(RTTNews) – UK households’ overall perception about financial wellbeing weakened in the third quarter despite the rise in household income from employment, data published by IHS Markit showed on Wednesday.
The Scottish Widows household finance index fell to 44.0 in the third quarter from 44.7 in the second quarter.
Despite fading in the third quarter, the pace of decline remained slower than at any other time since the onset of the COVID-19 pandemic, and a far cry from the spring of 2020, Markit said.
The index regarding the financial outlook also declined in the third quarter, to 49.2 from 50.3 in the previous quarter.
The survey revealed that the pandemic has led to changes in long-term financial planning when it comes to supporting their families. Almost three quarters of households considered preparing for the future financial wellbeing of loved ones in other generations to be important.

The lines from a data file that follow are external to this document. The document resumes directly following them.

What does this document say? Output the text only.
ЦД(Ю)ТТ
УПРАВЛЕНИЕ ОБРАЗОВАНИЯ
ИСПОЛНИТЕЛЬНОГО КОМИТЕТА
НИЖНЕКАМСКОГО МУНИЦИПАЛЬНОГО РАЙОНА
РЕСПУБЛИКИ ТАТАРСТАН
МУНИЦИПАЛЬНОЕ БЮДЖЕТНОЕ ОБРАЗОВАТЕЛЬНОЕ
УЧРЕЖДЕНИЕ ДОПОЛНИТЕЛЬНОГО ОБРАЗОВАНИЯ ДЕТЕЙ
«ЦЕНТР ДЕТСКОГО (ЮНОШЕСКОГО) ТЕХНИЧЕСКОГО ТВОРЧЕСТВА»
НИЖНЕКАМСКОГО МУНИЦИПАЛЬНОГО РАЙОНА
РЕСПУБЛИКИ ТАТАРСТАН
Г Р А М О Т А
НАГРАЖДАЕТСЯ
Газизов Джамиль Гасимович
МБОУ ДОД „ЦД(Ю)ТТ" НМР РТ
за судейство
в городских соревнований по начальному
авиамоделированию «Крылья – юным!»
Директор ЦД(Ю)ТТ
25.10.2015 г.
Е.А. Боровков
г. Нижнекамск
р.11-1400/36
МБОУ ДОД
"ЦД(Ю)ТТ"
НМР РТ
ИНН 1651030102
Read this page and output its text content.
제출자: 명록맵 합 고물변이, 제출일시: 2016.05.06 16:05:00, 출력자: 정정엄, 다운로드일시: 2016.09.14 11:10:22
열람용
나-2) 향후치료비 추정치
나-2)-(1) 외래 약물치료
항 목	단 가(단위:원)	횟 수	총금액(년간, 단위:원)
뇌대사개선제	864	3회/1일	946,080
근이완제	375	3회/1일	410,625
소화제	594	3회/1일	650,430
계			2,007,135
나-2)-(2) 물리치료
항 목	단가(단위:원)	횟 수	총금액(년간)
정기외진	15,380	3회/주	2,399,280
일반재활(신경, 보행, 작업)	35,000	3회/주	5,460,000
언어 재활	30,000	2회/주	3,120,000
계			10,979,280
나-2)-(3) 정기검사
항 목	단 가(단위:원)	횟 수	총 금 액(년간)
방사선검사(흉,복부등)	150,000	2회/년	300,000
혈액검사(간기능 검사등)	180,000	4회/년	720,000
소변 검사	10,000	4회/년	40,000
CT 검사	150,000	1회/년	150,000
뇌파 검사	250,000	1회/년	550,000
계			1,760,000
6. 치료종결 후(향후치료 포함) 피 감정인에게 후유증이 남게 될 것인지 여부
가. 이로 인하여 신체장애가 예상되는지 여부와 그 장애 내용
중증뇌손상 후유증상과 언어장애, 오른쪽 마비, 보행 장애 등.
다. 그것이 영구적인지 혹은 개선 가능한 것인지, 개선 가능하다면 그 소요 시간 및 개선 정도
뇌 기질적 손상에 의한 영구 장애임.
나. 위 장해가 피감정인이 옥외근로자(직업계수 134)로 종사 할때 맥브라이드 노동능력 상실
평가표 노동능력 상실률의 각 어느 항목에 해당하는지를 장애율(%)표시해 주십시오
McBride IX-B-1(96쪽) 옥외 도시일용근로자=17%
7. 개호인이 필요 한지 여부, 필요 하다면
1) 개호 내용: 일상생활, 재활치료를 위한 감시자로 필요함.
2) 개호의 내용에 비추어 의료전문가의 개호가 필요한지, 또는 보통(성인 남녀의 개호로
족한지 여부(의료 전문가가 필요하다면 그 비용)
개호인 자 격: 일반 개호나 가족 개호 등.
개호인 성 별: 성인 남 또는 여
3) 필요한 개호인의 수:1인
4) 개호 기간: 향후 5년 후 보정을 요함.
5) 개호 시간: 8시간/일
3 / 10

For the first time since the first quarter of 2020, households’ income from employment rose over the quarter. Business activity also continued to rise steeply.
The combination of rising activity and greater incomes led some households to take an optimistic view with regards to job security.
The survey showed that the amount of cash households have available to spend has declined further in the third quarter. Rising living costs have partly offset increased employment income.
As a result, household savings declined at the fastest rate since the end of 2020, with only the highest earners recording a rise over the third quarter.
UK households registered a sustained fall in demand for unsecured credit, such as overdrafts and credit cards, with the decrease the strongest on record.